No, about as dangerous as crashing two spacecraft orbiting the moon into each-other, one in a retrograde orbit.

That turbine on the front takes in air right? Where does it go?

HYPErloop
The name is actually appropriate

Concord 2.0

That turbine is just concept art. How the trains are going to be propelled is not even clear at this point.
Maglev is the most likely option.

>It is certainly not easy to achieve, hence all the naysayers throwing poop around.
>But there is no physical showstopper.
Not easy and not physically impossible can be applied to a lot of things we are definitely not going to do, like a bridge in the ocean between continents.

The hyperloop is in a vaccuum... there should be no air for it to take it, I'm not sure why the picture looks like that but there should be no air resistance

Every single Elon Musk thread: it's either:

"What?
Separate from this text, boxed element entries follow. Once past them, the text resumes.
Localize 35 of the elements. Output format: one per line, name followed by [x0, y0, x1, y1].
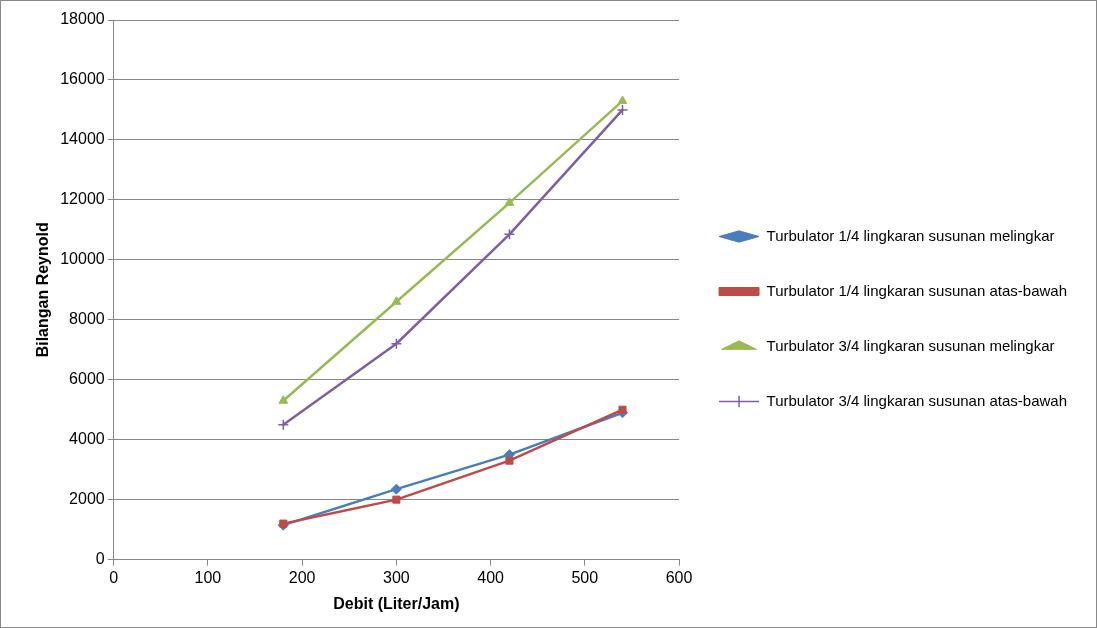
x-axis-title: Debit (Liter/Jam)	[333, 594, 460, 612]
point	[618, 405, 627, 414]
y-tick-label: 18000	[60, 10, 105, 28]
x-tick-label: 100	[194, 568, 222, 586]
legend-label: Turbulator 1/4 lingkaran susunan atas-bawah	[766, 281, 1068, 299]
y-tick-label: 14000	[60, 130, 105, 148]
point	[504, 197, 515, 206]
legend-label: Turbulator 1/4 lingkaran susunan melingkar	[766, 226, 1055, 244]
y-tick-label: 2000	[69, 490, 105, 508]
x-tick-label: 200	[288, 568, 316, 586]
y-tick-label: 16000	[60, 70, 105, 88]
y-tick-label: 10000	[60, 250, 105, 268]
y-tick-label: 0	[95, 550, 105, 568]
point	[617, 95, 628, 104]
x-tick-label: 300	[383, 568, 410, 586]
x-tick-label: 500	[571, 568, 599, 586]
x-tick-label: 400	[477, 568, 505, 586]
point	[390, 338, 403, 350]
point	[616, 104, 629, 116]
legend-label: Turbulator 3/4 lingkaran susunan melingkar	[766, 336, 1055, 354]
y-tick-label: 6000	[69, 370, 105, 388]
point	[505, 456, 514, 465]
point	[390, 483, 402, 495]
y-axis-title: Bilangan Reynold	[34, 222, 52, 358]
legend-label: Turbulator 3/4 lingkaran susunan atas-bawah	[766, 391, 1068, 409]
y-tick-label: 8000	[69, 310, 105, 328]
point	[391, 296, 402, 305]
x-tick-label: 600	[665, 568, 693, 586]
point	[277, 418, 290, 431]
y-tick-label: 4000	[69, 430, 105, 448]
point	[503, 228, 516, 241]
point	[392, 495, 401, 504]
point	[278, 395, 289, 404]
x-tick-label: 0	[109, 568, 119, 586]
y-tick-label: 12000	[60, 190, 105, 208]
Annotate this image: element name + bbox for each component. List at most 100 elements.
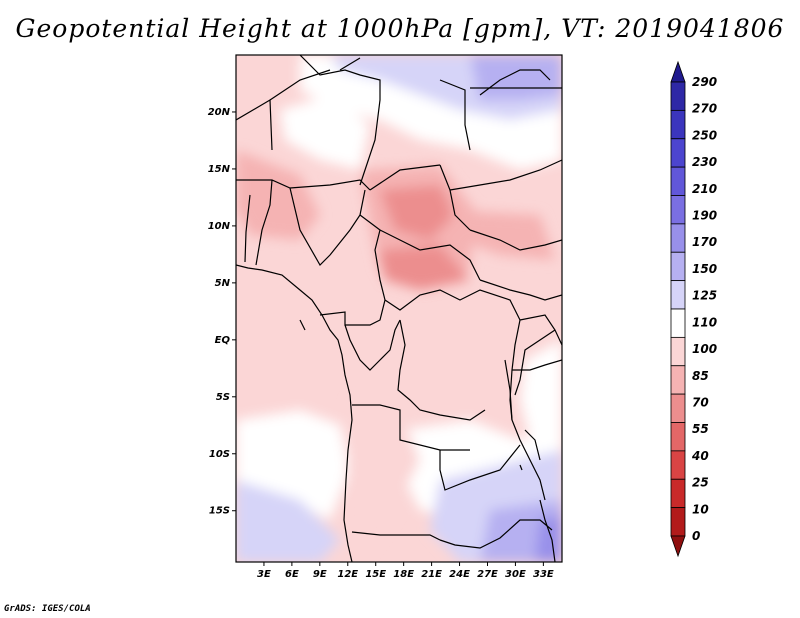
border-sudan-ethiopia: [469, 229, 562, 251]
colorbar: 2902702502302101901701501251101008570554…: [670, 60, 717, 558]
colorbar-swatch: [670, 223, 686, 253]
border-uganda: [519, 314, 562, 346]
border-south-sudan: [479, 279, 562, 301]
colorbar-swatch: [670, 251, 686, 282]
colorbar-swatch: [670, 507, 686, 537]
lon-tick-label: 27E: [477, 569, 498, 580]
colorbar-label: 210: [692, 182, 717, 196]
border-congo: [344, 319, 401, 371]
colorbar-label: 10: [692, 502, 709, 516]
lon-tick-label: 24E: [449, 569, 470, 580]
colorbar-swatch: [670, 166, 686, 196]
colorbar-swatch: [670, 336, 686, 367]
colorbar-label: 40: [691, 449, 709, 463]
lake-malawi: [524, 429, 541, 461]
border-malawi: [519, 439, 546, 501]
border-tanzania: [512, 359, 562, 371]
lon-tick-label: 9E: [313, 569, 327, 580]
border-car-drc: [384, 289, 521, 321]
field-core-sudan: [450, 210, 555, 260]
border-botswana: [439, 519, 553, 549]
colorbar-label: 25: [692, 476, 709, 490]
lon-tick-label: 12E: [337, 569, 358, 580]
field-lavender-southwest: [236, 480, 340, 562]
border-algeria-niger: [269, 69, 331, 101]
lat-axis: 20N 15N 10N 5N EQ 5S 10S 15S: [208, 107, 236, 517]
border-libya-chad: [369, 164, 441, 191]
border-chad-cameroon: [359, 214, 386, 301]
lat-tick-label: 15N: [208, 164, 231, 175]
red-sea-coast: [479, 69, 551, 96]
border-niger-south: [236, 179, 371, 191]
field-purple-north: [470, 55, 562, 100]
colorbar-label: 270: [692, 102, 717, 116]
lake-victoria: [514, 329, 556, 396]
colorbar-label: 190: [692, 209, 717, 223]
border-drc-east: [509, 319, 521, 441]
lon-tick-label: 6E: [285, 569, 299, 580]
field-white-sahara: [280, 95, 370, 170]
border-chad-sudan: [439, 164, 471, 231]
plot-frame: [235, 54, 563, 563]
field-white-east: [520, 340, 562, 450]
field-core-car: [380, 245, 470, 290]
lon-tick-label: 3E: [257, 569, 271, 580]
border-mali: [236, 98, 273, 151]
island-bioko: [299, 319, 306, 331]
colorbar-swatch: [670, 450, 686, 480]
colorbar-top-triangle: [670, 60, 686, 83]
colorbar-label: 125: [692, 289, 717, 303]
height-field: [236, 55, 562, 562]
border-libya-chad-west: [299, 55, 381, 186]
colorbar-label: 55: [692, 422, 709, 436]
colorbar-swatch: [670, 393, 686, 423]
colorbar-swatch: [670, 280, 686, 310]
colorbar-swatch: [670, 81, 686, 111]
border-togo: [244, 194, 251, 263]
colorbar-swatch: [670, 422, 686, 452]
border-sudan-north: [449, 159, 562, 191]
border-egypt-sudan: [439, 79, 471, 151]
border-zambia: [439, 444, 521, 491]
field-core-west: [236, 150, 320, 240]
colorbar-label: 230: [692, 155, 717, 169]
border-benin: [255, 179, 273, 266]
border-cameroon-gabon: [319, 299, 386, 326]
border-chad-car: [379, 229, 481, 281]
colorbar-swatch: [670, 195, 686, 225]
colorbar-bottom-triangle: [670, 535, 686, 558]
lake-tanganyika: [504, 359, 513, 421]
lat-tick-label: 10S: [209, 449, 230, 460]
colorbar-swatch: [670, 138, 686, 168]
colorbar-label: 170: [692, 235, 717, 249]
grads-credit: GrADS: IGES/COLA: [4, 604, 91, 614]
colorbar-label: 0: [692, 529, 700, 543]
field-core-chad-dark: [380, 185, 455, 240]
colorbar-label: 70: [692, 395, 709, 409]
lat-tick-label: EQ: [215, 335, 231, 346]
lon-axis: 3E 6E 9E 12E 15E 18E 21E 24E 27E 30E 33E: [257, 562, 554, 580]
border-north-a: [339, 57, 361, 71]
lake-small: [519, 464, 523, 471]
coastline-west: [236, 264, 353, 562]
map-borders: [236, 55, 562, 562]
border-namibia: [351, 531, 441, 541]
lat-tick-label: 15S: [209, 506, 230, 517]
lon-tick-label: 30E: [505, 569, 526, 580]
colorbar-swatch: [670, 478, 686, 509]
colorbar-label: 110: [692, 315, 717, 329]
colorbar-label: 85: [692, 369, 709, 383]
colorbar-swatch: [670, 308, 686, 338]
lon-tick-label: 15E: [365, 569, 386, 580]
lat-tick-label: 5N: [215, 278, 231, 289]
border-angola-north: [352, 404, 470, 451]
border-drc-angola: [397, 319, 486, 421]
colorbar-label: 250: [692, 128, 717, 142]
lon-tick-label: 33E: [533, 569, 554, 580]
colorbar-swatch: [670, 109, 686, 140]
field-deep-southeast: [535, 515, 562, 562]
map-title: Geopotential Height at 1000hPa [gpm], VT…: [15, 14, 785, 43]
colorbar-label: 100: [692, 342, 717, 356]
lat-tick-label: 5S: [216, 392, 230, 403]
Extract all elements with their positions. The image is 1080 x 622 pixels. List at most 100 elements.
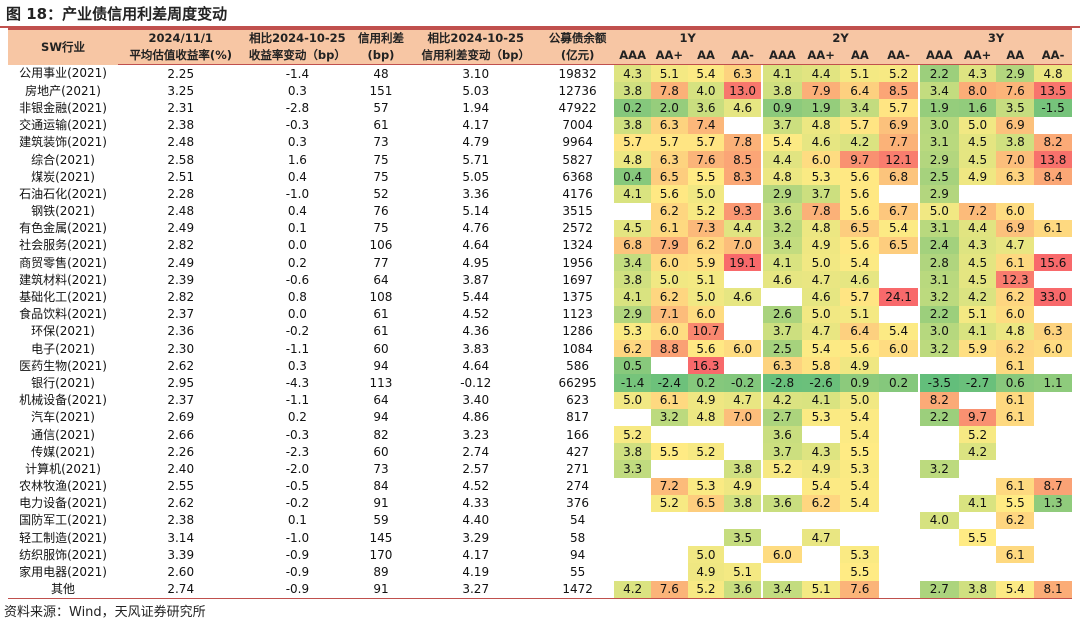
industry-name: 纺织服饰(2021) bbox=[19, 547, 107, 562]
heat-cell bbox=[1034, 546, 1072, 563]
heat-cell: 0.9 bbox=[840, 374, 880, 392]
group-header-2y: 2Y bbox=[763, 28, 918, 47]
group-gap bbox=[761, 168, 764, 186]
bond-balance: 7004 bbox=[562, 118, 593, 133]
heat-cell: 5.4 bbox=[879, 322, 918, 340]
heat-cell: 2.9 bbox=[919, 185, 959, 203]
heat-cell: 13.0 bbox=[724, 82, 762, 100]
heat-cell: 3.8 bbox=[614, 443, 651, 461]
heat-cell: 6.0 bbox=[650, 322, 688, 340]
heat-cell: 4.9 bbox=[687, 391, 725, 409]
table-row: 电力设备(2021) 2.62 -0.2 91 4.33 376 5.2 6.5 3.8 3.6 6… bbox=[8, 494, 1072, 512]
group-gap bbox=[917, 219, 920, 237]
heat-cell: 8.5 bbox=[879, 82, 918, 100]
heat-cell: 4.3 bbox=[958, 64, 997, 83]
credit-spread: 61 bbox=[373, 324, 389, 339]
group-gap bbox=[917, 511, 920, 530]
heat-cell: 3.0 bbox=[919, 116, 959, 134]
heat-cell: 3.7 bbox=[763, 443, 802, 461]
heat-cell: 6.2 bbox=[996, 511, 1035, 530]
credit-spread: 82 bbox=[373, 427, 389, 442]
heat-cell: 4.6 bbox=[840, 271, 880, 289]
heat-cell: 5.2 bbox=[687, 580, 725, 599]
heat-cell: 5.1 bbox=[650, 64, 688, 83]
spread-change: 4.52 bbox=[462, 479, 490, 494]
heat-cell: 8.1 bbox=[1034, 580, 1072, 599]
heat-cell: 5.2 bbox=[958, 425, 997, 444]
heat-cell bbox=[920, 495, 959, 512]
heat-cell: 5.8 bbox=[801, 357, 841, 375]
heat-cell: 7.2 bbox=[958, 202, 997, 220]
heat-cell bbox=[688, 460, 725, 477]
heat-cell: 2.9 bbox=[919, 150, 959, 169]
credit-spread: 91 bbox=[351, 580, 411, 599]
heat-cell: 6.5 bbox=[840, 219, 880, 237]
heat-cell bbox=[959, 392, 997, 409]
source-note: 资料来源：Wind，天风证券研究所 bbox=[4, 605, 206, 620]
heat-cell bbox=[614, 529, 651, 546]
heat-cell bbox=[920, 563, 959, 580]
yield-change: -0.5 bbox=[285, 479, 310, 494]
heat-cell bbox=[879, 185, 918, 202]
group-gap bbox=[917, 133, 920, 151]
heat-cell: 6.9 bbox=[996, 219, 1035, 237]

This shit has already been done"

"What? This shit is impossible!"

Neither you or I are under any obligation to buy into that pessimistic mindset.

Muskfags claim every one of his delusional ideas is for the future mars colony.

ah damn... if only our technical and economic capabilities had grown in the last 2 centuries...

>assuming you could even get the route permitted over the objections of every single land owner between start and finish.

The government always gets what it wants, via eminent domain. So, that isn't a problem really.

...

>doesn't understand we cant even mainting the crumbling freeway/bridge infrastructure that got built in the 50s let alone get it together to do any kind of large civil infrastructure projects in the last 30 years.

It's not that I don't think it would be cool, hell I would love to do work on the project, problem is that there just isn't that kind of money coming out of the federal government for civil infrastructure projects.

I think they should slash the military budget by 80% and put the remainder into overhauling American infrastructure and kicking the space program into high gear.

That, though, will never happen because politics.

fake and gay.

>eminent domain
a legal process that can take decades to grind through courts

>retrograde orbit
what is backwards orbit? do you care to elaborate

You don't know shit about how it works. It doesn't even use a track.

Those places aren't free countries and it is significantly easier and cheaper for the government to just take shit.

>Musk is realizing that now
>now
If he had ever thought any different he would have tried to monetize it instead of just shitposting a pipedream.

tell that to California and their HSR. Sure, they're progressing, but stealing the land has been an expensive and lengthy process, one they haven't even attempted in areas where residents have enough capital to stop them.